In fact, receiving books at all was often a challenge. Nelson explains:
You might make an application to a South African library for a book on contract law. They would process your request and then send you the book by post. But because of the vagaries of the mail system, the remoteness of the island, and the often deliberate slowness of the censors, the book would reach you after the date that it needed to be returned. If the date had passed, the warders would typically send the book back without even showing it to you.
His dedication to education is truly astonishing, when one considers that he was undergoing long, gruelling hours of manual labour each day.
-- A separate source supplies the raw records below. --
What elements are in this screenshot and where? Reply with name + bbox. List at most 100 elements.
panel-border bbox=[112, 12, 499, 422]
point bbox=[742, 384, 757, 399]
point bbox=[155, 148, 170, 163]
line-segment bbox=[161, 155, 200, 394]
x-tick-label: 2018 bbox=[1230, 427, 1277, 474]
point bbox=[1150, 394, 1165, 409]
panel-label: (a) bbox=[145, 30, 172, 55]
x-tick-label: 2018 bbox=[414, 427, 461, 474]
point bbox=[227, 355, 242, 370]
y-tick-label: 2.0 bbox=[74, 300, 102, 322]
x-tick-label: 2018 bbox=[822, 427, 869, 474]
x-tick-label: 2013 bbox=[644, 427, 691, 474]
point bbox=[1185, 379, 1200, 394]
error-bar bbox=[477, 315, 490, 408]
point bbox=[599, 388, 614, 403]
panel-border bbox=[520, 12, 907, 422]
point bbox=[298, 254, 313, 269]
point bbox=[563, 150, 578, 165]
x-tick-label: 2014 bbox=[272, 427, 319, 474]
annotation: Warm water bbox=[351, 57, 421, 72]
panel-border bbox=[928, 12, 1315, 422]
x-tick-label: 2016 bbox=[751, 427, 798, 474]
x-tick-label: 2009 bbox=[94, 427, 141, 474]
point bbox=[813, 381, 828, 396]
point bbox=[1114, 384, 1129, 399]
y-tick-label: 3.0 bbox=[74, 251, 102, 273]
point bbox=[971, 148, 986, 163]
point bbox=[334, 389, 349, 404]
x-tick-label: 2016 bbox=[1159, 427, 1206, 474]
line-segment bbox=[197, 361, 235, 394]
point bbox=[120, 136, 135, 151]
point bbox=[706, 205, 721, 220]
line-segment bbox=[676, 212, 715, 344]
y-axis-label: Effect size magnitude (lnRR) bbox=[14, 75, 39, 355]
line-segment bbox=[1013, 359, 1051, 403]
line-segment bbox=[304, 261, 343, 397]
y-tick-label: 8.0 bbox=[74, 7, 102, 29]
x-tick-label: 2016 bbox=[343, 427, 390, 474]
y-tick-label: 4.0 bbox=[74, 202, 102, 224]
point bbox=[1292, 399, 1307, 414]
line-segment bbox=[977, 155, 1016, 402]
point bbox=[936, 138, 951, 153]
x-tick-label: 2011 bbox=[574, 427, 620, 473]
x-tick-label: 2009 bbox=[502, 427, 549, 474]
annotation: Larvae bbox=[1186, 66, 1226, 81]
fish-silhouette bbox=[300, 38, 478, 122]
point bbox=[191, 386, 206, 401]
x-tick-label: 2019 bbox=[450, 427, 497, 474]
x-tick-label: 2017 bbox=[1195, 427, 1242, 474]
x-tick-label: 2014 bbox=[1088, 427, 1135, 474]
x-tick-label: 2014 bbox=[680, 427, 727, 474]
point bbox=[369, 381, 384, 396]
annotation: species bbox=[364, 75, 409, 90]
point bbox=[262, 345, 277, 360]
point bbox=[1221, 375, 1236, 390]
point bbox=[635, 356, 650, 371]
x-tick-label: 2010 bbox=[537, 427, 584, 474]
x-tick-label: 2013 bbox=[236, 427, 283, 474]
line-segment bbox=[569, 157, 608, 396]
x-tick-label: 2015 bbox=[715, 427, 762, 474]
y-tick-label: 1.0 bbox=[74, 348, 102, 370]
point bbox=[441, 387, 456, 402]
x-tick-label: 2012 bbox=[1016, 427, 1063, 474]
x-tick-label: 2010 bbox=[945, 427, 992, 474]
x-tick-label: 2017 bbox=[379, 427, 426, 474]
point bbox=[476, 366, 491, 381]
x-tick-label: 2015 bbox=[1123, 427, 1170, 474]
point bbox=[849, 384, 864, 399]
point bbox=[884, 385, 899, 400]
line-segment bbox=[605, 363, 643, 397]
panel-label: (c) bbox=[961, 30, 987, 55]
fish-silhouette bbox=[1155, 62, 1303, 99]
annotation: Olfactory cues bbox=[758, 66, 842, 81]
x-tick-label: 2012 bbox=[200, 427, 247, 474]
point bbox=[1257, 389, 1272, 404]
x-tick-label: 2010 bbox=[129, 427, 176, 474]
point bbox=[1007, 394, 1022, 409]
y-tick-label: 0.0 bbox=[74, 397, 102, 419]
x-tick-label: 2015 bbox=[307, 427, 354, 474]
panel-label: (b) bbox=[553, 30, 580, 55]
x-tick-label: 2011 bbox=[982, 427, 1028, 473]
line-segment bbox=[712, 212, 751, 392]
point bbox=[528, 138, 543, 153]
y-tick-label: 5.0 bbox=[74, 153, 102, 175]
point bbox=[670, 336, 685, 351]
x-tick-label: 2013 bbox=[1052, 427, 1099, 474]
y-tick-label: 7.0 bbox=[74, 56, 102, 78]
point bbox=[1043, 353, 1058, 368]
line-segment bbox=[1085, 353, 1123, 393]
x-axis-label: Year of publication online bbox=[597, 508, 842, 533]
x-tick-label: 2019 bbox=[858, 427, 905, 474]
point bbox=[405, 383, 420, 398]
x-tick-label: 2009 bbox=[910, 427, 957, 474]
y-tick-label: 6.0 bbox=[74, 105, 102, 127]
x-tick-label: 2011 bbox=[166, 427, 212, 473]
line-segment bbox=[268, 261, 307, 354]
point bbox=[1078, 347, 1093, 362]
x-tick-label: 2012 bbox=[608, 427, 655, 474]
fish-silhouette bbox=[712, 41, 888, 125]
Fellow prisoners recall that, when Nelson had free time, he wrote his autobiography in secret. Although the manuscript was discreetly smuggled to London, wardens found several stray pages and banned Nelson from his law education for four years.
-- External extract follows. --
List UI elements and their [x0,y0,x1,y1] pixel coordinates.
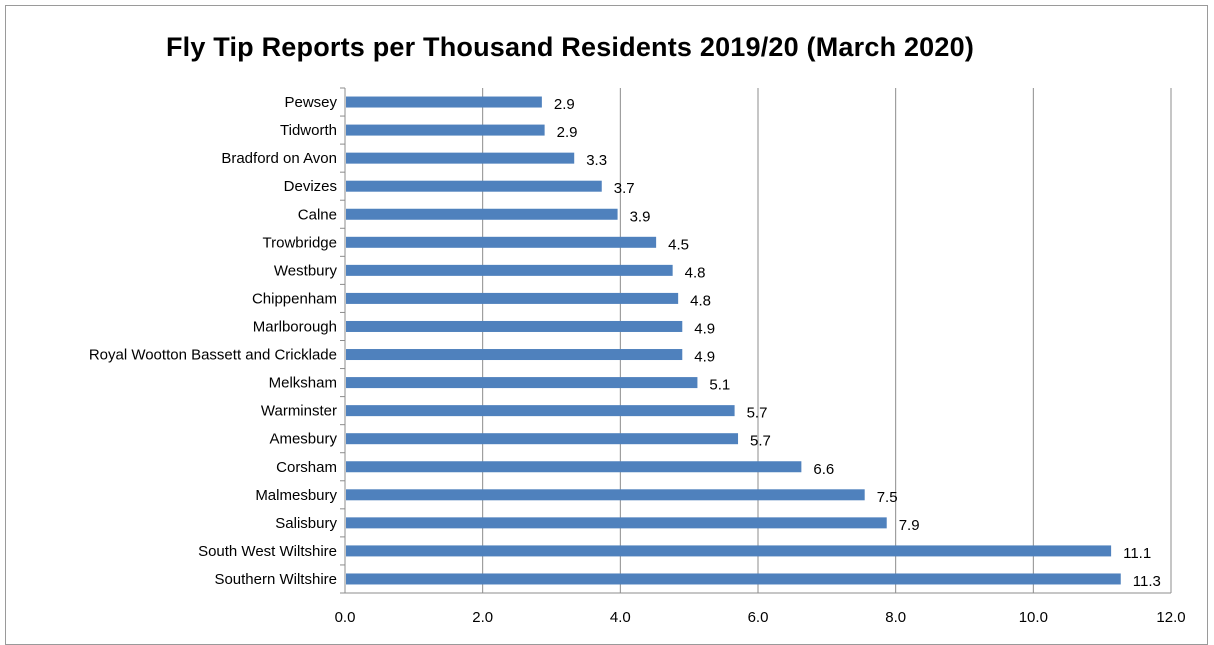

This event is also covered in his autobiography, in a surprisingly humorous tone:
When my studies were cancelled, I was still in the midst of pursuing my LL.B. at the University of London. I had started studying for the LL.B. during the Rivonia Trial and the suspension of study privileges for four years would undoubtedly assure me of the university record for the most number of years pursuing that degree.
During his last several years in prison, Nelson was relocated frequently as he battled tuberculosis. He was released Victor Verster Prison on 11 February 1990, shortly after the ANC had come into better relations with the government. In 1991, he replaced his long-time friend Oliver Tambo as President of the ANC. In 1993, Nelson and President F.W. de Klerk jointly won the Nobel Peace Prize ‘for their work for the peaceful termination of the apartheid regime, and for laying the foundations for a new democratic South Africa.’
Nelson achieved further success when, on 10 May 1994, he was inaugurated as South Africa’s first democratically elected President. His autobiography, Long Walk to Freedom, was published in this year and provided the adoring public with a deeper understanding of Nelson’s journey to the Presidency. He married his third wife Graça Machel in 1998, and in 1999, in accordance with his beliefs, Nelson stepped down after one term as President.
In 2004, he became the third recipient of the Freedom of the City of Johannesburg award, the highest recognition of a person's contribution to the welfare of the city and its inhabitants. A statue of Nelson was unveiled at the doors of the former Victor Verster Prison, where he served the last of his prison term, in 2008.
Nelson died on 5 December 2013, leaving behind a legacy of devotion to democracy, equality and learning.
Today, more than 15,000 students study on the University of London’s LLB programme through distance and flexible learning. Some of those students are, like Nelson Mandela, incarcerated, and the University of London partners with the African Prisons Project (APP) in Kenya and Uganda to provide them with education in areas such as law, accounting and computing.